1 / 4 of people that go into nursing houses undergo an “adverse event,” reminiscent of an infection or mattress sore, mentioned David Levine, scientific director for analysis for Mass Common Brigham’s Healthcare at House program and chief of its research. “We cause a lot of harm in facility-based care,” he mentioned.
Against this, in 2024, not one affected person within the Rehabilitation Care at House program of Nashville-based Contessa Well being developed a mattress sore and solely 0.3% got here down with an an infection whereas at residence, in response to inside firm information.
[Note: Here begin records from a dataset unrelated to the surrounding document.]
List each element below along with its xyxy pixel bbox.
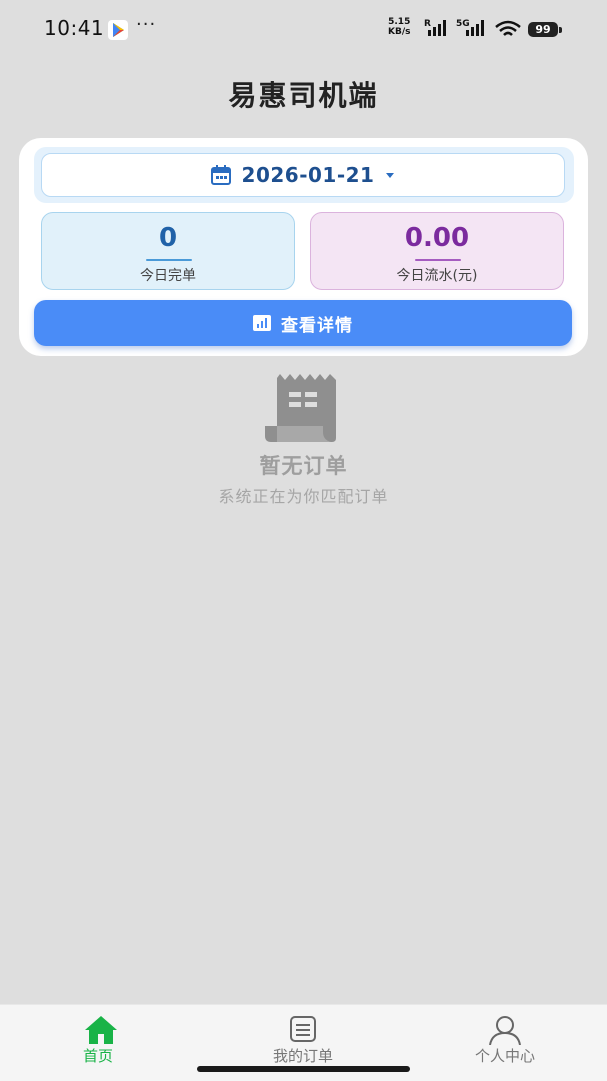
list-icon (290, 1016, 316, 1042)
completed-orders-value: 0 (158, 223, 178, 253)
nav-item-profile[interactable]: 个人中心 (404, 1005, 606, 1081)
signal-icon: R (424, 19, 446, 36)
selected-date: 2026-01-21 (241, 163, 375, 187)
summary-card: 2026-01-21 0 今日完单 0.00 今日流水(元) 查看详情 (19, 138, 588, 356)
date-picker[interactable]: 2026-01-21 (41, 153, 565, 197)
completed-orders-stat: 0 今日完单 (41, 212, 295, 290)
user-icon (489, 1016, 521, 1045)
empty-state-subtitle: 系统正在为你匹配订单 (218, 487, 389, 506)
status-time: 10:41 (44, 16, 105, 40)
battery-icon: 99 (528, 22, 558, 37)
revenue-value: 0.00 (404, 223, 470, 253)
page-title: 易惠司机端 (228, 79, 379, 112)
calendar-icon (210, 165, 231, 185)
receipt-icon (265, 374, 336, 442)
completed-orders-underline (146, 259, 192, 261)
net-speed-value: 5.15 (388, 17, 411, 27)
revenue-label: 今日流水(元) (396, 268, 478, 284)
revenue-stat: 0.00 今日流水(元) (310, 212, 564, 290)
revenue-underline (415, 259, 461, 261)
chart-icon (253, 315, 271, 331)
view-details-label: 查看详情 (281, 315, 353, 336)
more-dots-icon: ··· (136, 14, 157, 35)
signal-2-label: 5G (456, 19, 470, 29)
caret-down-icon (386, 173, 395, 178)
empty-state-title: 暂无订单 (259, 454, 348, 478)
nav-item-home[interactable]: 首页 (0, 1005, 202, 1081)
signal-1-label: R (424, 19, 431, 29)
nav-label-orders: 我的订单 (272, 1047, 333, 1065)
wifi-icon (495, 20, 521, 36)
nav-label-home: 首页 (82, 1047, 113, 1065)
nav-label-profile: 个人中心 (474, 1047, 535, 1065)
view-details-button[interactable]: 查看详情 (34, 300, 572, 346)
battery-tip (559, 27, 562, 33)
date-picker-container: 2026-01-21 (34, 147, 574, 203)
completed-orders-label: 今日完单 (140, 268, 196, 284)
net-speed-unit: KB/s (388, 27, 411, 37)
signal-5g-icon: 5G (456, 19, 484, 36)
play-store-icon (108, 20, 128, 40)
home-indicator[interactable] (197, 1066, 410, 1072)
home-icon (85, 1016, 117, 1044)
status-bar: 10:41 ··· 5.15 KB/s R 5G 99 (0, 0, 607, 58)
net-speed: 5.15 KB/s (388, 17, 410, 37)
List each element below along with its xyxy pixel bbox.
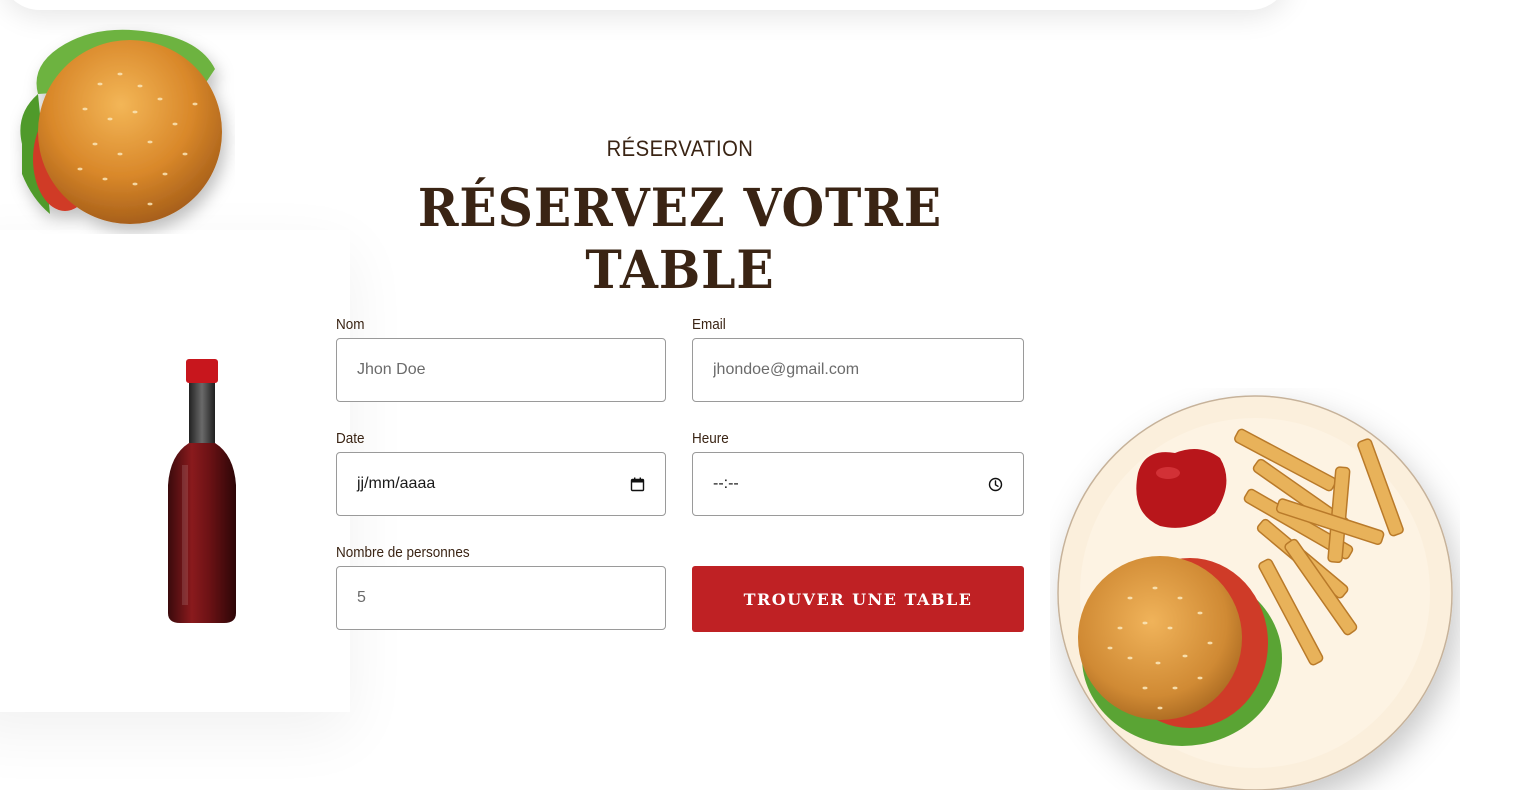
burger-image [20,29,222,224]
time-value: --:-- [713,475,739,492]
top-shadow-band [0,0,1290,10]
email-field-box [692,338,1024,402]
date-input[interactable]: jj/mm/aaaa [336,452,666,516]
time-label: Heure [692,430,729,447]
reservation-page: RÉSERVATION RÉSERVEZ VOTRE TABLE Nom Ema… [0,0,1527,790]
name-label: Nom [336,316,365,333]
date-value: jj/mm/aaaa [357,475,436,492]
section-eyebrow: RÉSERVATION [606,136,754,161]
name-input[interactable] [357,361,645,379]
calendar-icon[interactable] [629,476,645,492]
date-label: Date [336,430,365,447]
email-label: Email [692,316,726,333]
find-table-button[interactable]: TROUVER UNE TABLE [692,566,1024,632]
hot-sauce-bottle-image [168,359,236,623]
burger-and-fries-plate-image [1057,395,1453,790]
email-input[interactable] [713,361,1003,379]
name-field-box [336,338,666,402]
time-input[interactable]: --:-- [692,452,1024,516]
guests-input[interactable] [357,589,645,607]
guests-field-box [336,566,666,630]
guests-label: Nombre de personnes [336,544,470,561]
section-title: RÉSERVEZ VOTRE TABLE [417,178,943,301]
clock-icon[interactable] [987,476,1003,492]
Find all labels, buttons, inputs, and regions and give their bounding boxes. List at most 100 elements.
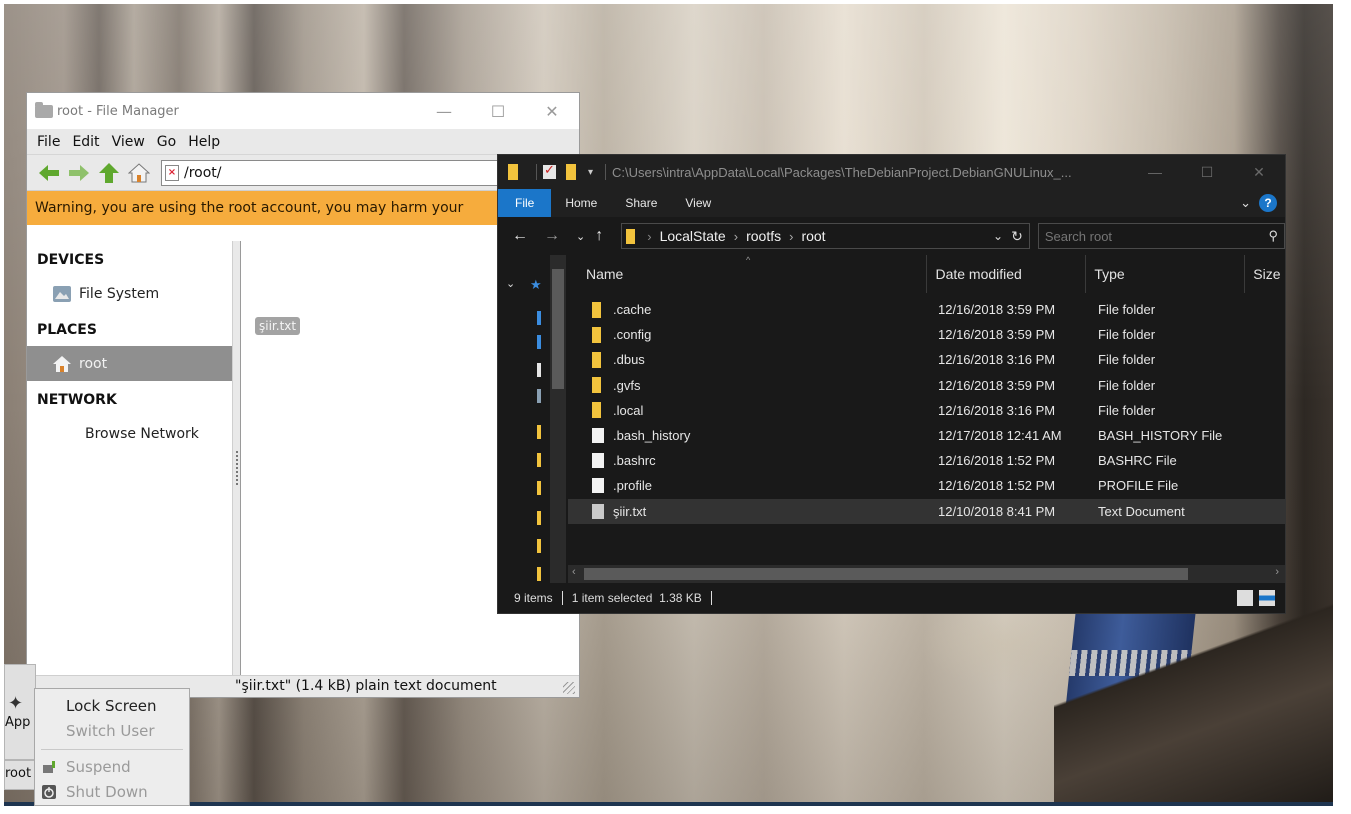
sort-ascending-icon: ^ — [746, 255, 751, 265]
expand-ribbon-icon[interactable]: ⌄ — [1240, 195, 1251, 211]
menu-edit[interactable]: Edit — [72, 134, 99, 150]
menu-separator — [41, 749, 183, 750]
search-field[interactable]: ⚲ — [1037, 223, 1285, 249]
search-input[interactable] — [1044, 228, 1269, 244]
column-type[interactable]: Type — [1086, 255, 1246, 293]
panel-window-button-root[interactable]: root — [4, 760, 36, 790]
sidebar-item-file-system[interactable]: File System — [27, 276, 232, 311]
up-arrow-icon[interactable] — [97, 162, 121, 184]
column-name[interactable]: ^ Name — [568, 255, 928, 293]
documents-icon[interactable] — [537, 363, 541, 377]
recent-locations-icon[interactable]: ⌄ — [576, 230, 585, 243]
folder-icon[interactable] — [537, 481, 541, 495]
menu-item-suspend[interactable]: Suspend — [35, 754, 189, 779]
home-icon[interactable] — [127, 162, 151, 184]
back-arrow-icon[interactable]: ← — [512, 227, 528, 245]
scroll-right-icon[interactable]: › — [1275, 566, 1279, 578]
properties-icon[interactable] — [543, 162, 556, 179]
downloads-icon[interactable] — [537, 335, 541, 349]
table-row[interactable]: .dbus 12/16/2018 3:16 PM File folder — [568, 347, 1285, 372]
file-list[interactable]: ^ Name Date modified Type Size .cache 12… — [568, 255, 1285, 583]
panel-applications-button[interactable]: ✦ App — [4, 664, 36, 760]
menu-item-switch-user[interactable]: Switch User — [35, 718, 189, 743]
tab-file[interactable]: File — [498, 189, 552, 217]
details-view-icon[interactable] — [1237, 590, 1253, 606]
column-size[interactable]: Size — [1245, 255, 1285, 293]
sidebar-item-root[interactable]: root — [27, 346, 232, 381]
folder-icon[interactable] — [537, 539, 541, 553]
menu-item-lock-screen[interactable]: Lock Screen — [35, 693, 189, 718]
fm-titlebar[interactable]: root - File Manager — ☐ ✕ — [27, 93, 579, 129]
fm-sidebar: DEVICES File System PLACES root NETWORK … — [27, 241, 233, 675]
horizontal-scrollbar[interactable]: ‹ › — [568, 565, 1285, 583]
quick-access-star-icon[interactable]: ★ — [530, 277, 542, 293]
maximize-button[interactable]: ☐ — [471, 102, 525, 121]
close-button[interactable]: ✕ — [1233, 164, 1285, 181]
close-button[interactable]: ✕ — [525, 102, 579, 121]
folder-icon[interactable] — [537, 453, 541, 467]
selection-info: 1 item selected 1.38 KB — [571, 591, 702, 605]
explorer-window[interactable]: ▾ C:\Users\intra\AppData\Local\Packages\… — [497, 154, 1286, 614]
folder-icon[interactable] — [537, 511, 541, 525]
minimize-button[interactable]: — — [417, 102, 471, 121]
back-arrow-icon[interactable] — [37, 162, 61, 184]
breadcrumb-rootfs[interactable]: rootfs — [746, 228, 781, 244]
broken-image-icon: × — [165, 164, 179, 181]
desktop-icon[interactable] — [537, 311, 541, 325]
resize-grip-icon[interactable] — [563, 682, 575, 694]
folder-icon — [592, 402, 601, 419]
wallpaper-bench — [1054, 594, 1333, 806]
column-date-modified[interactable]: Date modified — [927, 255, 1087, 293]
folder-icon[interactable] — [537, 567, 541, 581]
scroll-left-icon[interactable]: ‹ — [572, 566, 576, 578]
search-icon[interactable]: ⚲ — [1268, 228, 1278, 244]
table-row[interactable]: .bash_history 12/17/2018 12:41 AM BASH_H… — [568, 423, 1285, 448]
new-folder-icon[interactable] — [566, 164, 576, 180]
address-dropdown-icon[interactable]: ⌄ — [993, 229, 1003, 243]
sidebar-heading-places: PLACES — [37, 322, 97, 338]
table-row[interactable]: .local 12/16/2018 3:16 PM File folder — [568, 398, 1285, 423]
tab-share[interactable]: Share — [611, 189, 671, 217]
large-icons-view-icon[interactable] — [1259, 590, 1275, 606]
tab-view[interactable]: View — [671, 189, 725, 217]
customize-toolbar-icon[interactable]: ▾ — [588, 167, 593, 178]
maximize-button[interactable]: ☐ — [1181, 164, 1233, 181]
forward-arrow-icon[interactable]: → — [544, 227, 560, 245]
folder-icon — [626, 228, 636, 244]
xfce-mouse-icon: ✦ — [8, 693, 24, 714]
refresh-icon[interactable]: ↻ — [1011, 228, 1023, 245]
address-bar[interactable]: › LocalState › rootfs › root ⌄ ↻ — [621, 223, 1030, 249]
explorer-titlebar[interactable]: ▾ C:\Users\intra\AppData\Local\Packages\… — [498, 155, 1285, 189]
sidebar-item-browse-network[interactable]: Browse Network — [27, 416, 232, 451]
menu-file[interactable]: File — [37, 134, 60, 150]
navigation-pane[interactable]: ⌄ ★ — [498, 255, 566, 583]
folder-icon — [35, 101, 53, 118]
menu-item-shut-down[interactable]: Shut Down — [35, 779, 189, 804]
power-icon — [41, 784, 57, 800]
pictures-icon[interactable] — [537, 389, 541, 403]
folder-icon — [592, 326, 601, 343]
breadcrumb-separator-icon[interactable]: › — [734, 229, 738, 244]
file-item-siir[interactable]: şiir.txt — [255, 317, 301, 335]
table-row[interactable]: .bashrc 12/16/2018 1:52 PM BASHRC File — [568, 448, 1285, 473]
table-row[interactable]: .gvfs 12/16/2018 3:59 PM File folder — [568, 373, 1285, 398]
minimize-button[interactable]: — — [1129, 164, 1181, 181]
nav-pane-scrollbar[interactable] — [550, 255, 566, 583]
pane-splitter[interactable] — [233, 241, 241, 675]
menu-help[interactable]: Help — [188, 134, 220, 150]
forward-arrow-icon[interactable] — [67, 162, 91, 184]
menu-view[interactable]: View — [112, 134, 145, 150]
table-row[interactable]: .config 12/16/2018 3:59 PM File folder — [568, 322, 1285, 347]
breadcrumb-root[interactable]: root — [801, 228, 825, 244]
table-row[interactable]: .profile 12/16/2018 1:52 PM PROFILE File — [568, 473, 1285, 498]
chevron-down-icon[interactable]: ⌄ — [506, 277, 515, 290]
table-row-selected[interactable]: şiir.txt 12/10/2018 8:41 PM Text Documen… — [568, 498, 1285, 524]
tab-home[interactable]: Home — [551, 189, 611, 217]
menu-go[interactable]: Go — [157, 134, 176, 150]
breadcrumb-localstate[interactable]: LocalState — [660, 228, 726, 244]
help-icon[interactable]: ? — [1259, 194, 1277, 212]
breadcrumb-separator-icon[interactable]: › — [789, 229, 793, 244]
up-arrow-icon[interactable]: ↑ — [595, 227, 603, 245]
table-row[interactable]: .cache 12/16/2018 3:59 PM File folder — [568, 297, 1285, 322]
folder-icon[interactable] — [537, 425, 541, 439]
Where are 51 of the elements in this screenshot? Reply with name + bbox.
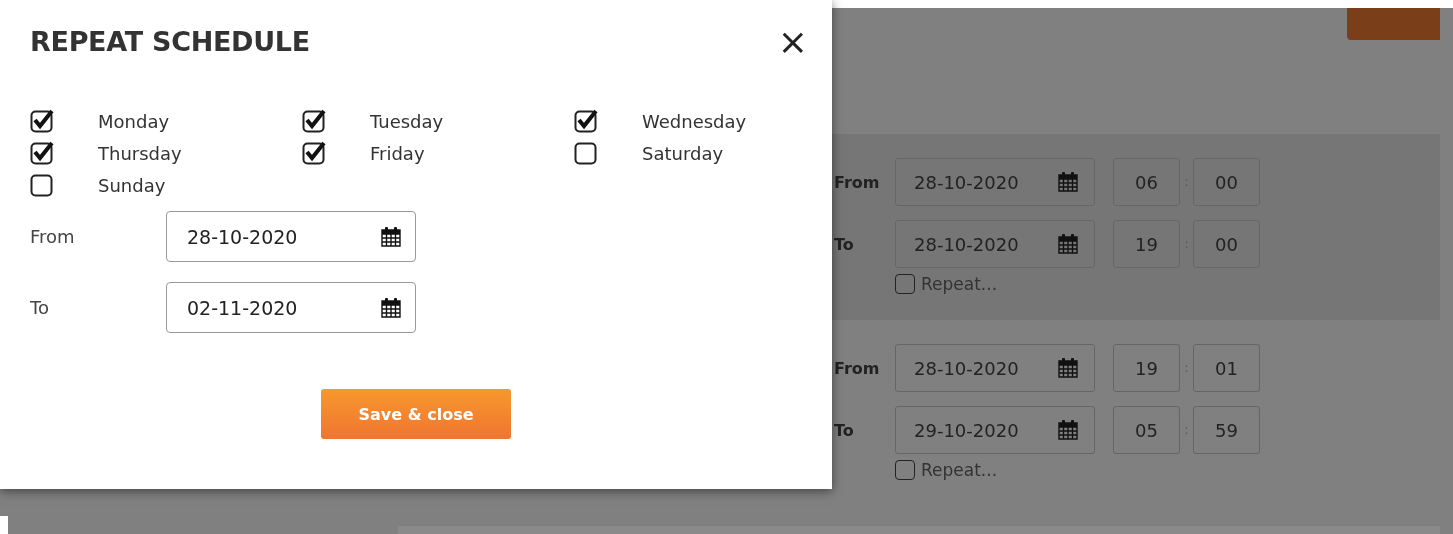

Contessa delivers care within the residence by way of partnerships with 5 well being methods, together with Mount Sinai Well being System in New York Metropolis, the Allegheny Well being Community in Pennsylvania, and Wisconsin’s Marshfield Clinic.

Contessa’s program, which has been offering in-home post-hospital rehabilitation since 2019, will depend on assist from unpaid household caregivers. “Almost universally, our patients have somebody living with them,” mentioned Robert Moskowitz, Contessa’s appearing president and chief medical officer.
The 2 Massachusetts-based research, nevertheless, do enroll sufferers who dwell alone. Within the UMass trial, an in a single day residence well being aide can keep for a day or two if wanted. And whereas alone, sufferers “have a single-button access to a live person from our command center,” mentioned Apurv Soni, an assistant professor of medication at UMass Chan and the chief of its research.
However SNF at residence will not be with out hazards, and choosing the proper sufferers to enroll is essential. The UMass analysis group discovered an vital lesson when a affected person with delicate dementia grew to become alarmed by unfamiliar caregivers coming to her residence. She was readmitted to the hospital, in response to Mitchell.
The Mass Common Brigham research depends closely on expertise supposed to scale back the necessity for extremely expert workers. A nurse and doctor every conducts an in-home go to, however the affected person is in any other case monitored remotely. Medical assistants go to the house to assemble information with a transportable ultrasound, moveable X-ray, and a tool that may analyze blood exams on-site. A machine the scale of a toaster oven dispenses treatment, with a robotic arm that drops the tablets right into a allotting unit.
The UMass trial, the one Durocher enrolled in, as a substitute selected a “light touch” with expertise, utilizing only some gadgets, Soni mentioned.
The day Durocher went residence, he mentioned, a nurse met him there and confirmed him how one can use a wi-fi blood strain cuff, wi-fi pulse oximeter, and digital pill that will transmit his important indicators twice a day. Over the subsequent few days, he mentioned, nurses got here by to take blood samples and examine on him. Bodily and occupational therapists offered a number of hours of remedy on daily basis, and a house well being aide got here a couple of hours a day. To his delight, this system even despatched three meals a day.
Durocher discovered to make use of the walker and how one can stand up the steps to his bed room with one crutch and help from his spouse. After only one week, he transitioned to less-frequent, in-home bodily remedy, coated by his insurance coverage.
“The recovery is amazing because you’re in your own setting,” Durocher mentioned. “To be relegated to a chair and a walker, and at first somebody helping you get up, or into bed, showering you — it’s very humbling. But it’s comfortable. It’s home, right?”